Efforts to decrease transparency likely will intensify. The abrasion of public records laws is a vicious cycle; as it gets harder to access information about the government’s doings, it becomes easier for officials to undermine transparency behind the scenes. Indeed, only through FOIA-retrieved DOJ documents did investigative journalists discover former President Obama’s quiet battle against open records reform bills, which had enjoyed overwhelming bipartisan support in Congress. In 2016, the Obama administration set records for money spent defending its FOIA denials ($36.2 million) and for the number of these denials, though the Trump administration shattered this record in 2017.

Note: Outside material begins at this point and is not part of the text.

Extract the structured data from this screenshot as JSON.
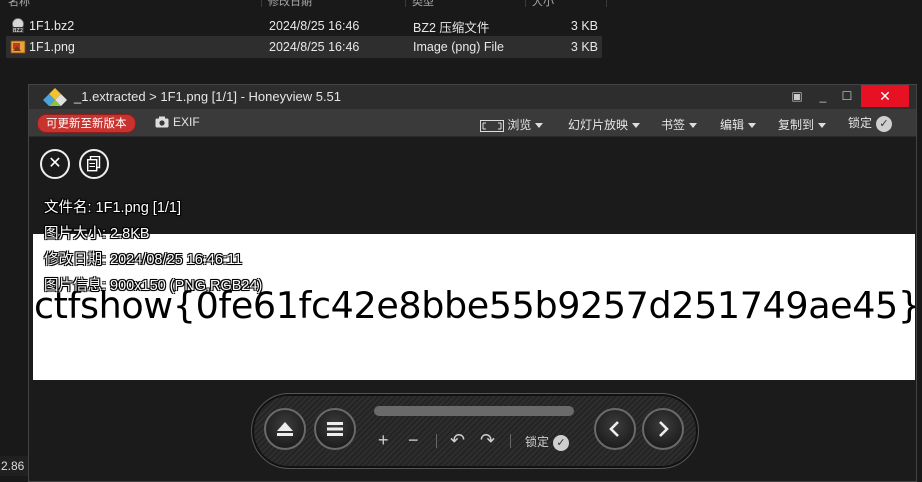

There is no shortage of ways in which President Biden and state governments could champion transparency over secrecy. In recent months, groups ranging from the Electronic Frontier Foundation to the Project on Government Oversight to the Center for Biological Diversity have called on Washington to close holes in FOIA. Recommendations include mandating federal agencies to proactively release certain documents, such as opinions authored by DOJ’s Office of Legal Counsel; ensuring appropriate use of FOIA exemptions; updating the National FOIA Portal; and allocating more resources to the chronically underfunded nationwide FOIA offices.
These proposed revisions would significantly improve federal government transparency, and executive branch endorsement of open records reform might spur states to follow suit. As the U.S. begins to emerge from the pandemic’s grip, we should reflect on what this crisis has revealed about our government’s priorities. Democracy relies on an informed populace — only with sunlight can we see the path ahead.